Confrontée à la crise financière, la BCE choisit l'attentisme

La Banque centrale européenne (BCE) a décidé aujourd'hui de laisser inchangé son taux directeur, à 4%. Elle tire ainsi les conclusions de la tourmente qui s'est abattue cet été sur les marchés financiers, suite à la crise des crédits immobiliers américains à risque ("subprime"). Une crise qui l'a amenée à renoncer à la hausse des taux qui était programmée pour ce jeudi. Elle va maintenant suivre "avec grande attention" l'évolution de la situation avant de reprendre éventuellement sa politique de hausse des taux pour contrer l'inflation.

La Banque centrale européenne a décidé ce jeudi de laisser inchangé son principal taux directeur, qui demeure donc à 4%. De même, le taux de facilité de dépôt reste à 3% et le taux de prêt marginal à 5%. Alors que la BCE avait clairement indiqué, au début de l'été, qu'elle relèverait ses taux lors de sa réunion d'aujourd'hui, elle a donc modifié sa position, prenant en compte la crise financière qui fait rage depuis le mois d'août.

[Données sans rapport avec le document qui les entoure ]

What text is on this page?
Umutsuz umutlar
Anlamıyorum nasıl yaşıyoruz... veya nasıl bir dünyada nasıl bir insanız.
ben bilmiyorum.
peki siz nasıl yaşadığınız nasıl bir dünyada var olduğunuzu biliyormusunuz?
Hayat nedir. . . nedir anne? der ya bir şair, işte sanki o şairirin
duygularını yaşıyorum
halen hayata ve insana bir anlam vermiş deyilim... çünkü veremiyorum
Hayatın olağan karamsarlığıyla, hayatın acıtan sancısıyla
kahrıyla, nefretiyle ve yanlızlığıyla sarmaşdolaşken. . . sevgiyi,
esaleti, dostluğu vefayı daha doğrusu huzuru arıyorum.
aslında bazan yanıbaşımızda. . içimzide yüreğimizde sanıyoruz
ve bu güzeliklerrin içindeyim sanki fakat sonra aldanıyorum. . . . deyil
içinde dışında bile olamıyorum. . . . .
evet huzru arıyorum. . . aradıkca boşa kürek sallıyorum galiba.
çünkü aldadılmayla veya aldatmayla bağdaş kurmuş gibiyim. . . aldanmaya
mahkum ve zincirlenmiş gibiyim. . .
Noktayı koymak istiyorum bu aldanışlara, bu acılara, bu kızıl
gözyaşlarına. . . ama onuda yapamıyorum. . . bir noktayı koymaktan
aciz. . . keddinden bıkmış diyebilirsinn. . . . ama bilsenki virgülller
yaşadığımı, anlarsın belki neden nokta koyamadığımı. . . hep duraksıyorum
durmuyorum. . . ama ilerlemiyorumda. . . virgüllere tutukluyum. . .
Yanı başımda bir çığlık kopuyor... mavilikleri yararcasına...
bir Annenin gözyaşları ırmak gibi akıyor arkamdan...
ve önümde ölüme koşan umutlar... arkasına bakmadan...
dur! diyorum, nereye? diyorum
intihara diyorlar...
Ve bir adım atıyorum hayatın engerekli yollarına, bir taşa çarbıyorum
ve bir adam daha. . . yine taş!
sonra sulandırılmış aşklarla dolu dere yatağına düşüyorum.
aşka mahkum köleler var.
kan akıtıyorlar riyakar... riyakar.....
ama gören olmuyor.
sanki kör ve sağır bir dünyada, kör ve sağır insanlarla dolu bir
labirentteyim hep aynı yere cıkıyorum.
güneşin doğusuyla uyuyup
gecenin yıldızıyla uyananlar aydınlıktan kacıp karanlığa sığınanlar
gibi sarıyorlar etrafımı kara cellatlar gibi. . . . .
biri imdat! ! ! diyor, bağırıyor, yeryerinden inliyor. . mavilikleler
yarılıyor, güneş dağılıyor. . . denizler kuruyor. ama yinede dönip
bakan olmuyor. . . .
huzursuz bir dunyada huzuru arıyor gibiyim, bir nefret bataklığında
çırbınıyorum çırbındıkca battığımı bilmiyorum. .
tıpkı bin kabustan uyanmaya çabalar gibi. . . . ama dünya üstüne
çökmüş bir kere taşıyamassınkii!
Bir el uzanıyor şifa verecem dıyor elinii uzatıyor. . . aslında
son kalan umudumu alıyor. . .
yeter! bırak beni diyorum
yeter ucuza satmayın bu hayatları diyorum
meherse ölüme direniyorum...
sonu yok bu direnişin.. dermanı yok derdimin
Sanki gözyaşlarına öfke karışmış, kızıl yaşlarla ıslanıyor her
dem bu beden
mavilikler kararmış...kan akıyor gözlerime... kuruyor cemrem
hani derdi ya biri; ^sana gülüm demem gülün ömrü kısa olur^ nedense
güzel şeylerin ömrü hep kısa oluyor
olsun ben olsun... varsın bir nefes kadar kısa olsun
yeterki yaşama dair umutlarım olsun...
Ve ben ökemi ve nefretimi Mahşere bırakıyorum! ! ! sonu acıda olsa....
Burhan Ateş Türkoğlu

Commentant sa décision à l'occasion de la traditionnelle conférence de presse, Jean-Claude Trichet, le président de la BCE, a souligné que la Banque n'avait nullement abandonné son objectif de lutte contre l'inflation. Il a ainsi réaffirmé que la politique monétaire de la BCE demeure actuellement plutôt accomodante, laissant la porte ouverte à une reprise du mouvement de hausse des taux d'intérêt quand la crise actuelle sera passée. Mais dans l'immédiat, a-t-il reconnu, "la volatilité des marchés financiers et la réappréciation du risque ces dernières semaines ont entraîné une incertitude accrue. Compte tenu de ce niveau élevé d'incertitude il est approprié de réunir des informations supplémentaires et de nouvelles données" avant de prendre une décision. Dès lors, le conseil de la BCE suivra "avec grande attention" les évolutions à venir, a-t-il ajouté. Autant de formulations qui ne permettent en rien de prévoir la date de la prochaine initiative de la BCE sur les taux d'intérêt.

Dans l'immédiat, Jean-Claude Trichet a plusieurs fois lancé le message aux acteurs sur les marchés financiers d'"accroître la transparence" sur leurs engagements et risques encourus, un "maître mot" selon lui, employant le français pour l'occasion. Un message déjà lancé par des responsables politiques comme le ministre des Finances allemand.

Au coeur des interrogations figure l'impact que la crise actuelle aura sur l'activité économique de la zone euro. La Banque centrale européenne a légèrement revu en baisse ses prévisions pour cette année. Elle prévoit désormais une croissance 2007 comprise entre 2,2 et 2,8% pour les 13 pays de la zone, soit une moyenne de 2,5%. En juin dernier, la BCE prévoyait une croissance de 2,3 à 2,9%, soit une moyenne de 2,6%.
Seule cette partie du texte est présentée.